Some of you may be familiar with a little library called PushSharp. If you’re not, it’s a C# library that helps developers send push notifications to various platforms. I started this effort a few years ago, and somehow during those years, seemingly despite my best effort, this thing became fairly popular.
Now, more recently (ok-ok, for the last year at least), PushSharp has been sorely neglected. It still works for the most part, especially if you fork it and merge in some of the open pull requests to improve it like the many others that have already done so, but it’s old, it’s out-dated, and it needs some love.
While I can make a number of excuses for the project’s inactivity (like a new addition to my family, a new job, and a new house), It’s clear that developers still want a C# library to send push notifications, and my suggestion to use Amazon EC2 and Azure (both great economical alternatives) just doesn’t cut it.

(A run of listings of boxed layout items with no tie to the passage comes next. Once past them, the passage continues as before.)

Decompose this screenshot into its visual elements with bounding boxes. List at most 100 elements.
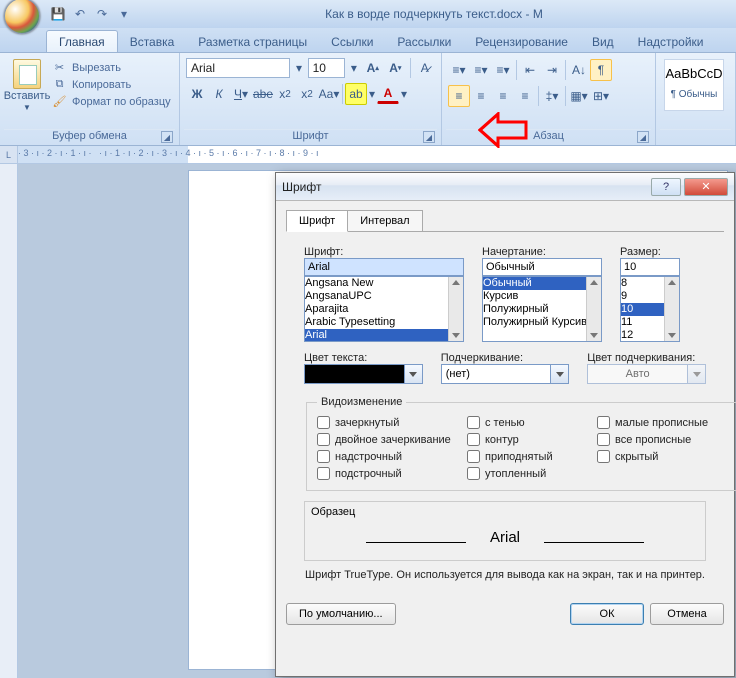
shrink-font-button[interactable]: A▾ — [385, 57, 406, 79]
line-spacing-button[interactable]: ‡▾ — [541, 85, 563, 107]
dialog-tab-spacing[interactable]: Интервал — [348, 210, 422, 232]
align-center-button[interactable]: ≡ — [470, 85, 492, 107]
tab-home[interactable]: Главная — [46, 30, 118, 52]
chk-shadow[interactable]: с тенью — [467, 416, 597, 429]
font-name-combo[interactable]: Arial — [186, 58, 290, 78]
chk-hidden[interactable]: скрытый — [597, 450, 727, 463]
undo-icon[interactable]: ↶ — [72, 6, 88, 22]
italic-button[interactable]: К — [208, 83, 230, 105]
subscript-button[interactable]: x2 — [274, 83, 296, 105]
style-input[interactable] — [482, 258, 602, 276]
numbering-button[interactable]: ≡▾ — [470, 59, 492, 81]
font-dialog-launcher[interactable]: ◢ — [423, 131, 435, 143]
ok-button[interactable]: ОК — [570, 603, 644, 625]
tab-mailings[interactable]: Рассылки — [385, 31, 463, 52]
copy-icon: ⧉ — [52, 77, 67, 92]
paste-label[interactable]: Вставить — [4, 90, 51, 102]
color-dropdown-icon[interactable]: ▾ — [399, 83, 409, 105]
ruler-corner[interactable]: L — [0, 146, 18, 164]
office-button[interactable] — [4, 0, 40, 34]
chk-outline[interactable]: контур — [467, 433, 597, 446]
align-left-button[interactable]: ≡ — [448, 85, 470, 107]
style-listbox[interactable]: Обычный Курсив Полужирный Полужирный Кур… — [482, 276, 602, 342]
highlight-dropdown-icon[interactable]: ▾ — [367, 83, 377, 105]
effects-title: Видоизменение — [317, 396, 406, 408]
scrollbar[interactable] — [448, 277, 463, 341]
show-marks-button[interactable]: ¶ — [590, 59, 612, 81]
tab-references[interactable]: Ссылки — [319, 31, 385, 52]
scrollbar[interactable] — [586, 277, 601, 341]
tab-layout[interactable]: Разметка страницы — [186, 31, 319, 52]
indent-dec-button[interactable]: ⇤ — [519, 59, 541, 81]
chk-allcaps[interactable]: все прописные — [597, 433, 727, 446]
brush-icon: 🖌 — [52, 94, 67, 109]
font-listbox[interactable]: Angsana New AngsanaUPC Aparajita Arabic … — [304, 276, 464, 342]
sample-box: Образец Arial — [304, 501, 706, 561]
tab-insert[interactable]: Вставка — [118, 31, 187, 52]
highlight-button[interactable]: ab — [345, 83, 367, 105]
group-paragraph: ≡▾ ≡▾ ≡▾ ⇤ ⇥ A↓ ¶ ≡ ≡ ≡ ≡ ‡▾ ▦▾ ⊞▾ — [442, 53, 656, 145]
font-color-button[interactable]: A — [377, 85, 399, 104]
save-icon[interactable]: 💾 — [50, 6, 66, 22]
sample-label: Образец — [311, 506, 699, 518]
superscript-button[interactable]: x2 — [296, 83, 318, 105]
size-label: Размер: — [620, 246, 661, 258]
size-dropdown-icon[interactable]: ▾ — [347, 57, 360, 79]
paragraph-dialog-launcher[interactable]: ◢ — [637, 131, 649, 143]
title-bar: 💾 ↶ ↷ ▾ Как в ворде подчеркнуть текст.do… — [0, 0, 736, 28]
copy-button[interactable]: ⧉Копировать — [50, 76, 174, 93]
tab-review[interactable]: Рецензирование — [463, 31, 580, 52]
font-dropdown-icon[interactable]: ▾ — [292, 57, 305, 79]
dialog-tab-font[interactable]: Шрифт — [286, 210, 348, 232]
sort-button[interactable]: A↓ — [568, 59, 590, 81]
size-listbox[interactable]: 8 9 10 11 12 — [620, 276, 680, 342]
indent-inc-button[interactable]: ⇥ — [541, 59, 563, 81]
font-input[interactable] — [304, 258, 464, 276]
paste-dropdown-icon[interactable]: ▼ — [23, 103, 31, 112]
underline-button[interactable]: Ч▾ — [230, 83, 252, 105]
chk-smallcaps[interactable]: малые прописные — [597, 416, 727, 429]
chk-strike[interactable]: зачеркнутый — [317, 416, 467, 429]
grow-font-button[interactable]: A▴ — [362, 57, 383, 79]
bullets-button[interactable]: ≡▾ — [448, 59, 470, 81]
dialog-titlebar[interactable]: Шрифт ? ✕ — [276, 173, 734, 201]
font-size-combo[interactable]: 10 — [308, 58, 346, 78]
chk-dblstrike[interactable]: двойное зачеркивание — [317, 433, 467, 446]
chk-superscript[interactable]: надстрочный — [317, 450, 467, 463]
shading-button[interactable]: ▦▾ — [568, 85, 590, 107]
tab-view[interactable]: Вид — [580, 31, 626, 52]
borders-button[interactable]: ⊞▾ — [590, 85, 612, 107]
paste-icon[interactable] — [13, 59, 41, 89]
clipboard-dialog-launcher[interactable]: ◢ — [161, 131, 173, 143]
redo-icon[interactable]: ↷ — [94, 6, 110, 22]
multilevel-button[interactable]: ≡▾ — [492, 59, 514, 81]
font-color-dropdown[interactable] — [304, 364, 423, 384]
style-normal[interactable]: AaBbCcD ¶ Обычны — [664, 59, 724, 111]
chk-emboss[interactable]: приподнятый — [467, 450, 597, 463]
paragraph-group-label: Абзац — [533, 130, 564, 142]
default-button[interactable]: По умолчанию... — [286, 603, 396, 625]
vertical-ruler[interactable] — [0, 164, 18, 678]
change-case-button[interactable]: Aa▾ — [318, 83, 340, 105]
strike-button[interactable]: abe — [252, 83, 274, 105]
align-right-button[interactable]: ≡ — [492, 85, 514, 107]
bold-button[interactable]: Ж — [186, 83, 208, 105]
sample-text: Arial — [490, 529, 520, 546]
cut-button[interactable]: ✂Вырезать — [50, 59, 174, 76]
font-info: Шрифт TrueType. Он используется для выво… — [304, 569, 706, 581]
tab-addins[interactable]: Надстройки — [626, 31, 716, 52]
clear-format-button[interactable]: A̷ — [414, 57, 435, 79]
size-input[interactable] — [620, 258, 680, 276]
qat-more-icon[interactable]: ▾ — [116, 6, 132, 22]
help-button[interactable]: ? — [651, 178, 681, 196]
underline-dropdown[interactable]: (нет) — [441, 364, 570, 384]
chk-engrave[interactable]: утопленный — [467, 467, 597, 480]
format-painter-button[interactable]: 🖌Формат по образцу — [50, 93, 174, 110]
horizontal-ruler[interactable]: L · 3 · ı · 2 · ı · 1 · ı · · ı · 1 · ı … — [0, 146, 736, 164]
cancel-button[interactable]: Отмена — [650, 603, 724, 625]
ribbon: Вставить ▼ ✂Вырезать ⧉Копировать 🖌Формат… — [0, 52, 736, 146]
scrollbar[interactable] — [664, 277, 679, 341]
justify-button[interactable]: ≡ — [514, 85, 536, 107]
chk-subscript[interactable]: подстрочный — [317, 467, 467, 480]
close-button[interactable]: ✕ — [684, 178, 728, 196]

At the last Xamarin Evolve conference (I now work at Xamarin, by the way) I was humbled by the number of people who flagged me down and asked me about PushSharp. In fact, I felt ashamed for pretty much abandoning the project at that point, and vowed to myself to make things better. I decided on the flight home to start rewriting the library, this time with the wonderful async/await
, Tasks
, and HttpClient
at its core.
If you’re keeping score, Evolve was awhile a long time ago now. I lost focus again since I started that rewrite, with one of the big reasons being that I had become extremely frustrated with Apple’s APNS protocol (again), or more-so its lack of defined behaviour, unorthodox design, and lack of resources available to test this thing at scale. This is and always has been the achilles heel of PushSharp.

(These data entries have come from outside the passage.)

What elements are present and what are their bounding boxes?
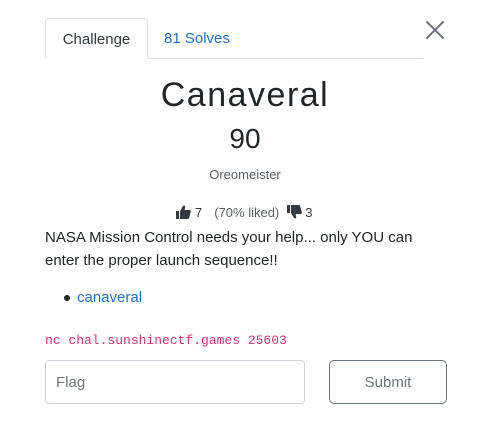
thumbs-down-icon[interactable] <box>287 205 303 219</box>
tab-challenge[interactable]: Challenge <box>45 18 148 59</box>
challenge-author: Oreomeister <box>209 167 281 182</box>
list-bullet <box>64 294 70 301</box>
tab-bar: Challenge 81 Solves <box>45 18 423 59</box>
close-icon <box>426 21 444 39</box>
challenge-points: 90 <box>229 123 261 154</box>
connection-info: nc chal.sunshinectf.games 25603 <box>45 333 287 348</box>
submit-button[interactable]: Submit <box>329 360 447 404</box>
thumbs-up-icon[interactable] <box>176 205 191 219</box>
file-link-canaveral[interactable]: canaveral <box>77 289 142 306</box>
tab-solves[interactable]: 81 Solves <box>164 18 230 59</box>
challenge-title: Canaveral <box>160 76 330 114</box>
file-list: canaveral <box>64 289 142 306</box>
liked-percentage: (70% liked) <box>214 204 280 220</box>
likes-count: 7 <box>195 204 203 220</box>
close-button[interactable] <box>423 18 447 42</box>
flag-input[interactable] <box>45 360 305 404</box>
rating-bar: 7 (70% liked) 3 <box>176 204 313 220</box>
dislikes-count: 3 <box>305 204 313 220</box>
challenge-description: NASA Mission Control needs your help... … <box>45 229 413 269</box>
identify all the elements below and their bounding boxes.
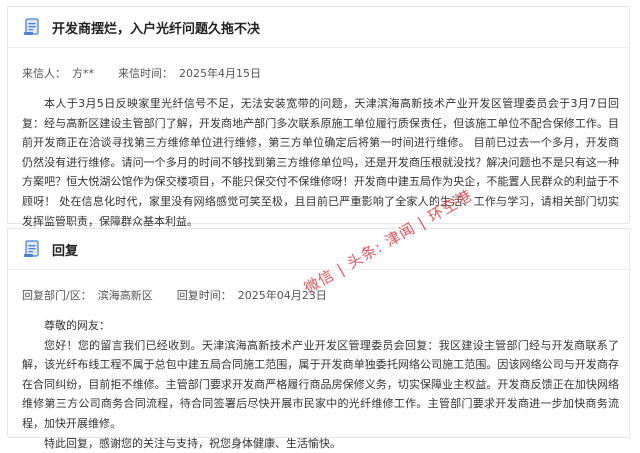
- sender-label: 来信人：: [22, 67, 66, 80]
- reply-body: 您好！您的留言我们已经收到。天津滨海高新技术产业开发区管理委员会回复：我区建设主…: [22, 338, 619, 430]
- document-icon: [22, 17, 42, 37]
- complaint-card: 开发商摆烂，入户光纤问题久拖不决 来信人： 方** 来信时间： 2025年4月1…: [7, 6, 630, 228]
- complaint-body: 本人于3月5日反映家里光纤信号不足，无法安装宽带的问题，天津滨海高新技术产业开发…: [22, 97, 619, 228]
- complaint-title: 开发商摆烂，入户光纤问题久拖不决: [52, 21, 261, 37]
- reply-dept-label: 回复部门/区：: [22, 289, 92, 302]
- reply-greeting: 尊敬的网友：: [44, 319, 110, 332]
- complaint-meta: 来信人： 方** 来信时间： 2025年4月15日: [8, 62, 629, 84]
- reply-meta: 回复部门/区： 滨海高新区 回复时间： 2025年04月23日: [8, 284, 629, 306]
- reply-closing: 特此回复，感谢您的关注与支持，祝您身体健康、生活愉快。: [44, 436, 341, 450]
- reply-body-block: 尊敬的网友： 您好！您的留言我们已经收到。天津滨海高新技术产业开发区管理委员会回…: [8, 316, 629, 453]
- send-time-label: 来信时间：: [118, 67, 173, 80]
- reply-time-value: 2025年04月23日: [237, 289, 327, 302]
- complaint-body-block: 本人于3月5日反映家里光纤信号不足，无法安装宽带的问题，天津滨海高新技术产业开发…: [8, 94, 629, 231]
- reply-title: 回复: [52, 243, 79, 259]
- reply-time-label: 回复时间：: [176, 289, 232, 302]
- complaint-header: 开发商摆烂，入户光纤问题久拖不决: [8, 7, 629, 48]
- reply-header: 回复: [8, 229, 629, 270]
- reply-card: 回复 回复部门/区： 滨海高新区 回复时间： 2025年04月23日 尊敬的网友…: [7, 228, 630, 450]
- send-time-value: 2025年4月15日: [179, 67, 261, 80]
- sender-value: 方**: [72, 67, 94, 80]
- reply-dept-value: 滨海高新区: [97, 289, 153, 302]
- document-icon: [22, 239, 42, 259]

Enter WWDC15. Although I didn’t notice it until very recently, Apple announced they are going to add a HTTP/2 based protocol for sending APNS notifications, this time with a success/fail response for each message, and based around a documented standard. Hearing this news made me extremely excited, and motivated to get back to work on PushSharp.
At last.
Enter PushSharp 3.0. I’ve invested more time and energy into PushSharp v3.0, and this time, by virtue of public announcement, am dedicating myself to completing it!
The API has been compeltely overhauled to make extensive use of Tasks
, async/await
, and HttpClient
as I mentioned before. The library already scales better, and is more reliable, and I do believe this should be a worthy successor to the neglected bits currently rotting away.

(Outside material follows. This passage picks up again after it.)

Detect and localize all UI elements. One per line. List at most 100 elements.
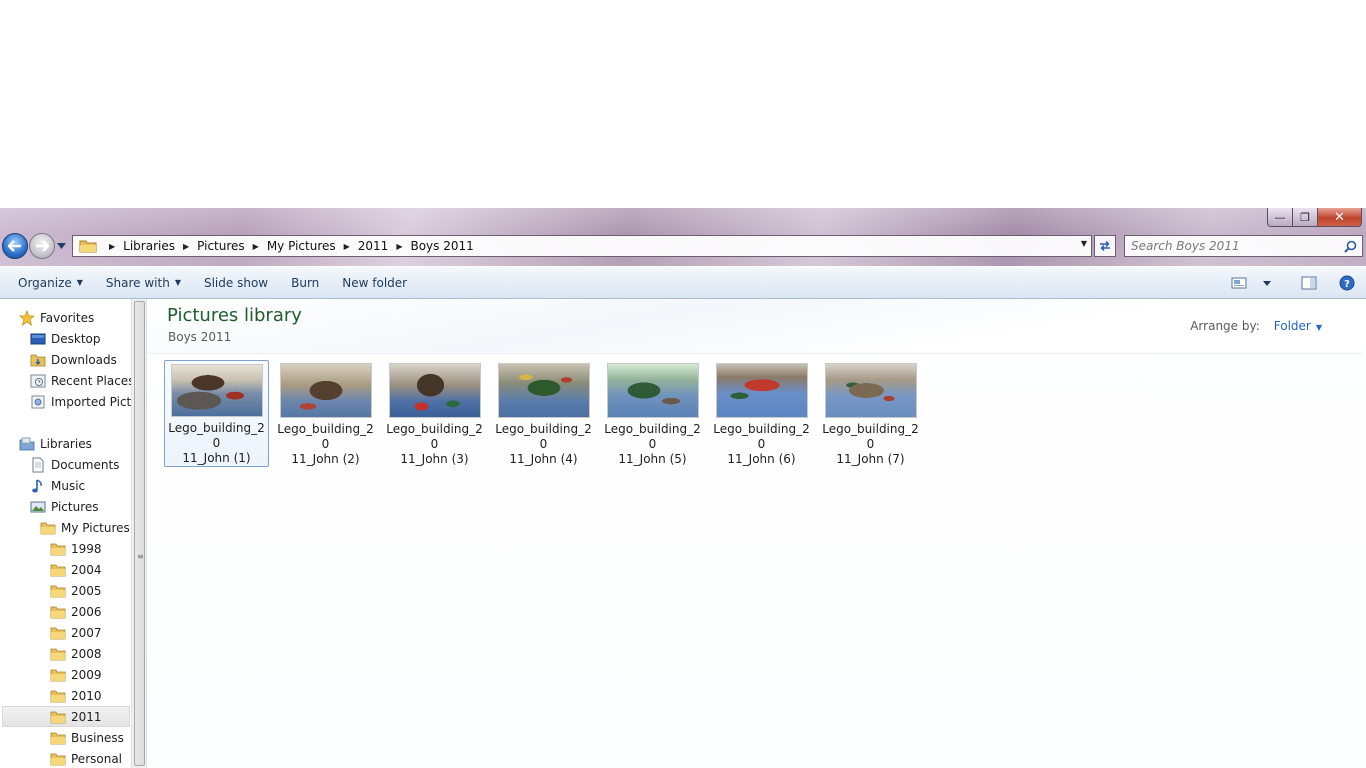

With this release, the focus is on simplicity and reliability. This also means API has changed quite a bit. For instance you’ll be responsible for constructing your own message payloads on iOS and Windows now (the old fluent helper methods became obsoleted too quickly and introduced too many bugs). Don’t let that fool you though, it’s still pretty simple to use:
// Configuration
var config = new ApnsConfiguration ("push-cert.pfx", "push-cert-pwd");
// Create a new broker
var broker = new ApnsServiceBroker (config);
// Wire up events
broker.OnNotificationFailed += (notification, exception) => {
Console.WriteLine ("Notification Failed!");
};
broker.OnNotificationSucceeded += (notification) => {
Console.WriteLine ("Notification Sent!");
};
// Start the broker
broker.Start ();
// Queue a notification to send
broker.QueueNotification (new ApnsNotification {
DeviceToken = "device-token-from-device",
Payload = JObject.Parse ("{\"aps":{\"badge\":7}}")
});
// Stop the broker, wait for it to finish
broker.Stop ();
So, give the README a look, and jump on the Gitter.im channel if you have questions or are interested in helping me test at scale.
Currently all of the 3.0 code is available in the 3.0-dev branch. You can find -PreRelease NuGet packages on NuGet.org too. The API is quite a bit different than before.
Thanks to everyone who has used PushSharp, who has said nice things about it (deserved or otherwise), and hopefully this library still has a bright future ahead!